Groups involved in observing the global World Refugee Day view President Donald Trump's policies as a major problem for helping displaced people.
Observed every year on June 20 since 2001, World Refugee Day is a United Nations-sponsored observance in commemoration of those forced to flee their homes due to persecution or violence.
Some, including the human rights group Amnesty International, view the Trump administration's actions as being a major challenge for modern day refugees.
In comments emailed to The Christian Post, Naureen Shah, senior director for campaigns at Amnesty International USA, said, "The Trump administration's hateful rhetoric against people escaping violence has now become policy."
"Parents are facing an impossible choice: stay and risk violence or flee to the U.S. and risk tearing their family apart or, in the cases of some families fleeing violence in Central America and coming across the Mexico border, raising a family in prison."
Shah hoped that this year's World Refugee Day will remind people that the United States "should treat people escaping violence with compassion."
"Instead, the U.S. is treating people like criminals by barring them from entry based on the country that they come from, putting them in prisons and deporting them before their cases can be heard," added Shah.
The Rev.
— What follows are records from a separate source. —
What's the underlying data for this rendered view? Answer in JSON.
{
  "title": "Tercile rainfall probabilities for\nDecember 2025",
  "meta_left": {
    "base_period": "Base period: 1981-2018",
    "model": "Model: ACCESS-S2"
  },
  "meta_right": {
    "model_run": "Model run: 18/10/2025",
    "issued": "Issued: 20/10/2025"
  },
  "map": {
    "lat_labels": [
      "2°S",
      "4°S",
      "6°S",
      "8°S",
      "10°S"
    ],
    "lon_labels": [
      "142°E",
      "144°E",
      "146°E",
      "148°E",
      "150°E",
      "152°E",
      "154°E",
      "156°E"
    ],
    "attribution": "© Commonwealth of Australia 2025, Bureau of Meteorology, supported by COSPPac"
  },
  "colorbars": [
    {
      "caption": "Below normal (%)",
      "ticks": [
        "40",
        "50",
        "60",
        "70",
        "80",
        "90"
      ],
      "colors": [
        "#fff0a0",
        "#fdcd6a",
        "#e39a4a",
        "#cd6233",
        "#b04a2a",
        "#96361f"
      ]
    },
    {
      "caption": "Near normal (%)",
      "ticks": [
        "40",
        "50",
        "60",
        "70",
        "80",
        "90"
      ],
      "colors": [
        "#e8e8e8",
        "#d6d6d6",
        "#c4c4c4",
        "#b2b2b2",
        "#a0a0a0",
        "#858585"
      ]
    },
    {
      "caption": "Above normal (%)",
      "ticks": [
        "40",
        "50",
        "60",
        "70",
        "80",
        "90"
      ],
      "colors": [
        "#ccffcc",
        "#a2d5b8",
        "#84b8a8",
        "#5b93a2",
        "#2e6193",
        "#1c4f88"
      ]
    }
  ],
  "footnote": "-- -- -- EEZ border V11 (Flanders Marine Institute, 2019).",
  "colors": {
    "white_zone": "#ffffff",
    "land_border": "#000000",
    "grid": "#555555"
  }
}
Steven D. Martin, spokesman for the National Council of Churches USA, told CP that many congregations are finding their efforts to help refugees "unfairly limited by U.S, government policies."
"Churches across the country know that showing hospitality to the refugee is a core biblical value and have been involved in refugee ministry for years," said Martin.
"Through this ministry Christians have learned how life-changing hospitality toward refugees can be, both for the refugee and the ones showing concern."
Martin also told CP that the global refugee crisis currently taking place has prompted "political turmoil we're seeing worldwide" and is being driven by fear.
"Because of an unfounded fear of terrorism committed by refugees, Americans are turning their backs on this humanitarian crisis," continued Martin.
"Refugees languish in camps for years waiting to be allowed to being their lives in welcoming countries, and the humanitarian cost is enormous."
For its part, the evangelical aid group World Relief, which is also observing World Refugee Day, called upon supporters to advocate on behalf of refugees.
"As we approach World Refugee Day on June 20th, we invite you to speak up for refugees — advocate by calling lawmakers and congress members, download a World Relief prayer card and commit to praying for refugees in a specific area," said World Relief in a blog entry centered on the Tuesday observance.
World Relief has had its differences with Trump, as the president's executive order limiting refugee resettlement prompted the organization to cut over 140 employees and close five local offices.
In February, World Relief sponsored a full-page ad in the Washington Post featuring about 100 evangelical leaders denouncing the administration's policies towards refugees.
From the onset of his presidential campaign in 2015, Trump has garnered controversy for his plans to limit immigration and refugee resettlement in the nation.
The Trump administration and its supporters have argued that these measures are necessary for national security. For example, last week Attorney General Jeff Sessions denounced a court decision upholding an injunction against the Trump travel ban executive order on the basis that it threatened the safety of the nation.
"The Executive Branch is entrusted with the responsibility to keep the country safe under Article II of the Constitution. Unfortunately, this injunction prevents the President from fully carrying out his Article II duties and has a chilling effect on security operations overall," said Sessions.
"The President is committed to protecting the American people and our national security, and we are proud to support his mission to put America first by defending his right to keep us safe. That is why the Department of Justice will continue to seek further review by the Supreme Court."
World Refugee Day comes as the administration sparked renewed outrage over its expected deportation of about 200 Iraqi Christians, most of whom have criminal records.